Romney and his aides have sought to use the Benghazi incident - as well as anti-American unrest in other parts of the Arab world - to dent Obama's national security credentials and accuse him of pursuing a failed Middle East policy.

But Obama came out swinging in their second debate at Hofstra University in Hempstead, New York, accusing Romney of exploiting the Benghazi attack in an effort to score "offensive" political points.

"While we were still dealing with our diplomats being threatened, Governor Romney put out a press release, trying to make political points, and that's not how a commander-in-chief operates" Obama said, referring to the Republican's initial criticism of the administration's response before the full extent of the bloodshed was known.

TESTY EXCHANGE

Obama and Romney argued testily in front of a group of undecided voters over whether Obama had come out fast enough in describing the Libya attack as terrorism, and the president appeared to get the better of his opponent.

"I stood in the Rose Garden and I told the American people and the world that we are going to find out exactly what happened, that this was an act of terror," Obama said.

Romney was incredulous. He challenged Obama's assertion, apparently unaware of Obama's remarks the morning after the Benghazi attack.

"Get the transcript," Obama told Romney in the closest thing to a smack-down moment in the 90-minute debate.

"He did, in fact, sir," moderator Candy Crowley said, siding with Obama. "He did call it an act of terror."

A transcript of the Rose Garden appearance that day shows Obama said: "...no acts of terror will ever shake the resolve of this great nation."

But despite that comment, some of Obama's top aides had initially attributed the Benghazi violence to protests over an anti-Islam film and said it was not premeditated, before finally acknowledging much later that it was a terrorist attack.

And Obama, in a September 24 taping of an appearance on ABC's "The View" program, also seemed to hedge when he was asked whether Benghazi was an act of terrorism. He said it "wasn't just a mob action" but pointed to an ongoing investigation.

Obama said for the first time on Tuesday he was "ultimately responsible" for the safety and security of the Americans killed in the attack. "I'm the president and I'm always responsible," he said.

Seeking to recover from his apparent misstep, Romney pointed to the administration's shifting explanations of the events in Benghazi, suggesting it had been an attempt to mislead.

"It took them a long time to say this was a terrorist act by a terrorist group," he said.

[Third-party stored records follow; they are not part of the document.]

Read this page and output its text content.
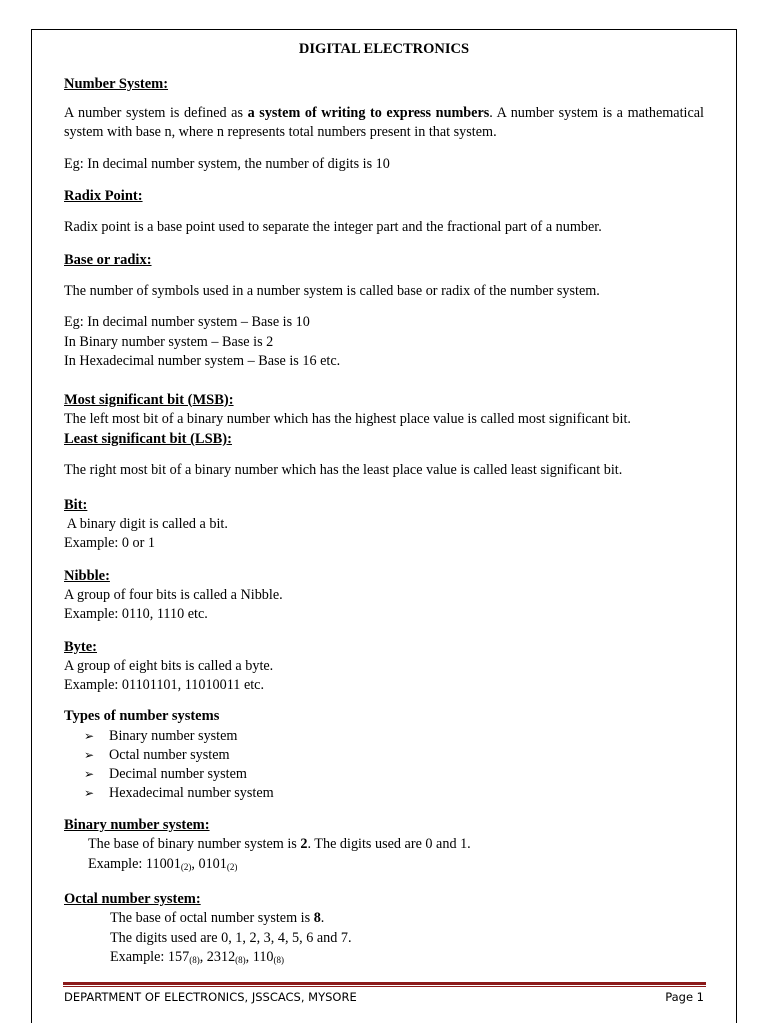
DIGITAL ELECTRONICS
Number System:

A number system is defined as a system of writing to express numbers. A number system is a mathematical system with base n, where n represents total numbers present in that system.

Eg: In decimal number system, the number of digits is 10

Radix Point:

Radix point is a base point used to separate the integer part and the fractional part of a number.

Base or radix:

The number of symbols used in a number system is called base or radix of the number system.

Eg: In decimal number system – Base is 10

In Binary number system – Base is 2

In Hexadecimal number system – Base is 16 etc.

Most significant bit (MSB):

The left most bit of a binary number which has the highest place value is called most significant bit.

Least significant bit (LSB):

The right most bit of a binary number which has the least place value is called least significant bit.

Bit:

A binary digit is called a bit.

Example: 0 or 1

Nibble:

A group of four bits is called a Nibble.

Example: 0110, 1110 etc.

Byte:

A group of eight bits is called a byte.

Example: 01101101, 11010011 etc.

Types of number systems
➢ Binary number system
➢ Octal number system
➢ Decimal number system
➢ Hexadecimal number system
Binary number system:

The base of binary number system is 2. The digits used are 0 and 1.

Example: $11001_{(2)}$, $0101_{(2)}$

Octal number system:

The base of octal number system is 8.

The digits used are 0, 1, 2, 3, 4, 5, 6 and 7.

Example: $157_{(8)}$, $2312_{(8)}$, $110_{(8)}$

DEPARTMENT OF ELECTRONICS, JSSCACS, MYSORE	Page 1
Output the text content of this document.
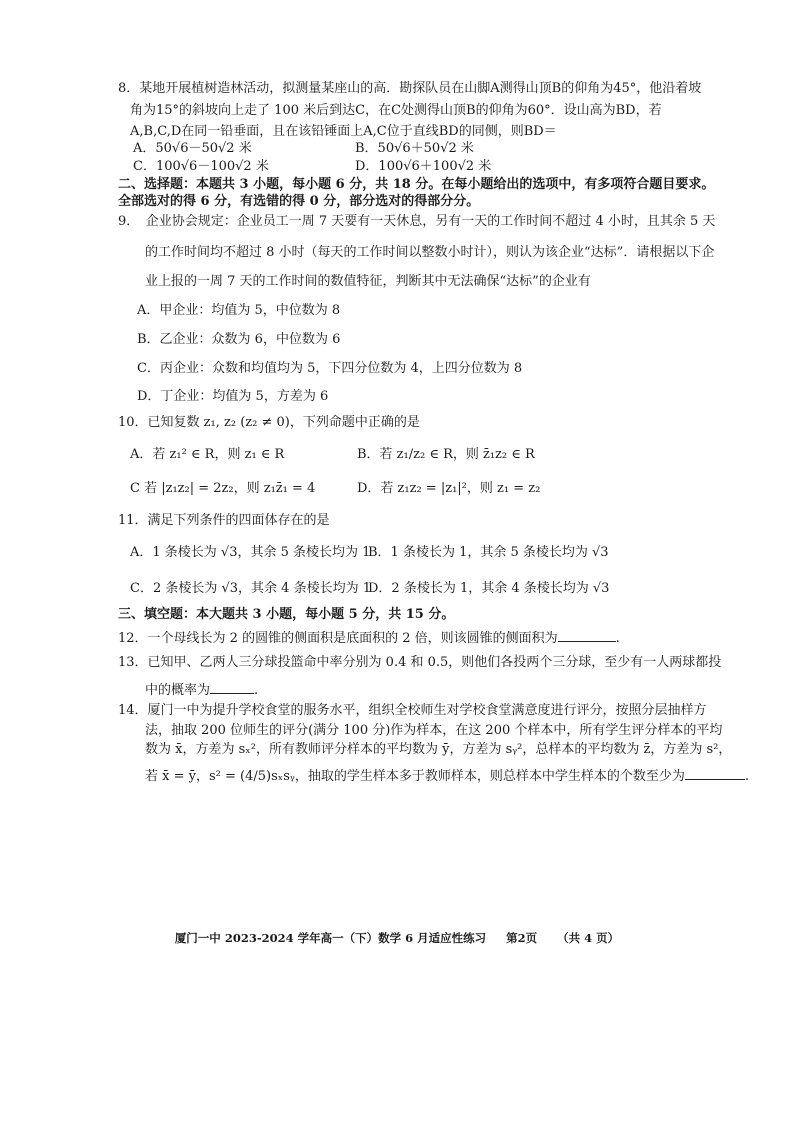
8．某地开展植树造林活动，拟测量某座山的高．勘探队员在山脚A测得山顶B的仰角为45°，他沿着坡
角为15°的斜坡向上走了 100 米后到达C，在C处测得山顶B的仰角为60°．设山高为BD，若
A,B,C,D在同一铅垂面，且在该铅锤面上A,C位于直线BD的同侧，则BD＝
A．50√6－50√2 米	B．50√6＋50√2 米
C．100√6－100√2 米	D．100√6＋100√2 米
二、选择题：本题共 3 小题，每小题 6 分，共 18 分。在每小题给出的选项中，有多项符合题目要求。
全部选对的得 6 分，有选错的得 0 分，部分选对的得部分分。
9．　企业协会规定：企业员工一周 7 天要有一天休息，另有一天的工作时间不超过 4 小时，且其余 5 天
的工作时间均不超过 8 小时（每天的工作时间以整数小时计），则认为该企业“达标”．请根据以下企
业上报的一周 7 天的工作时间的数值特征，判断其中无法确保“达标”的企业有
A．甲企业：均值为 5，中位数为 8
B．乙企业：众数为 6，中位数为 6
C．丙企业：众数和均值均为 5，下四分位数为 4，上四分位数为 8
D．丁企业：均值为 5，方差为 6
10．已知复数 z₁, z₂ (z₂ ≠ 0)，下列命题中正确的是
A．若 z₁² ∈ R，则 z₁ ∈ R	B．若 z₁/z₂ ∈ R，则 z̄₁z₂ ∈ R
C 若 |z₁z₂| = 2z₂，则 z₁z̄₁ = 4	D．若 z₁z₂ = |z₁|²，则 z₁ = z₂
11．满足下列条件的四面体存在的是
A．1 条棱长为 √3，其余 5 条棱长均为 1
B．1 条棱长为 1，其余 5 条棱长均为 √3
C．2 条棱长为 √3，其余 4 条棱长均为 1
D．2 条棱长为 1，其余 4 条棱长均为 √3
三、填空题：本大题共 3 小题，每小题 5 分，共 15 分。
12．一个母线长为 2 的圆锥的侧面积是底面积的 2 倍，则该圆锥的侧面积为	.
13．已知甲、乙两人三分球投篮命中率分别为 0.4 和 0.5，则他们各投两个三分球，至少有一人两球都投
中的概率为	.
14．厦门一中为提升学校食堂的服务水平，组织全校师生对学校食堂满意度进行评分，按照分层抽样方
法，抽取 200 位师生的评分(满分 100 分)作为样本，在这 200 个样本中，所有学生评分样本的平均
数为 x̄，方差为 sₓ²，所有教师评分样本的平均数为 ȳ，方差为 sᵧ²，总样本的平均数为 z̄，方差为 s²，
若 x̄ = ȳ，s² = (4/5)sₓsᵧ，抽取的学生样本多于教师样本，则总样本中学生样本的个数至少为	.
厦门一中 2023-2024 学年高一（下）数学 6 月适应性练习 第2页 （共 4 页）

In the months before the deadly attack in Benghazi, Libya, U.S. and allied intelligence agencies warned the White House and State Department repeatedly that the region was becoming an increasingly dangerous vortex for jihadist groups loosely linked or sympathetic to al Qaeda, according to U.S. officials.

Despite those warnings and bold public displays by Islamist militants around Benghazi, embassies in the region were advised to project a sense of calm and normalcy in the run-up to the anniversary of the September 11 attacks in the United States.

Romney's supporters have accused the administration of being slow to label the attack as terrorism to avoid detracting from the president's campaign narrative of being a strong world leader who put al Qaeda on the path to defeat.

Polls have shown national security a strong point for Obama with voters, especially after the killing of Osama bin Laden.

Going on the offensive, Obama sought to depict Romney, who has little foreign policy experience and has stumbled during his occasional forays on the world stage, as ill-prepared to take on the role of commander-in-chief in a dangerous world.

Romney fired back, saying the Benghazi incident "calls into question the president's whole policy in the Middle East."

"Look what's happening in Syria, in Egypt, now in Libya. Consider the distance between ourselves and Israel," Romney said. "We have Iran four years closer to a nuclear bomb."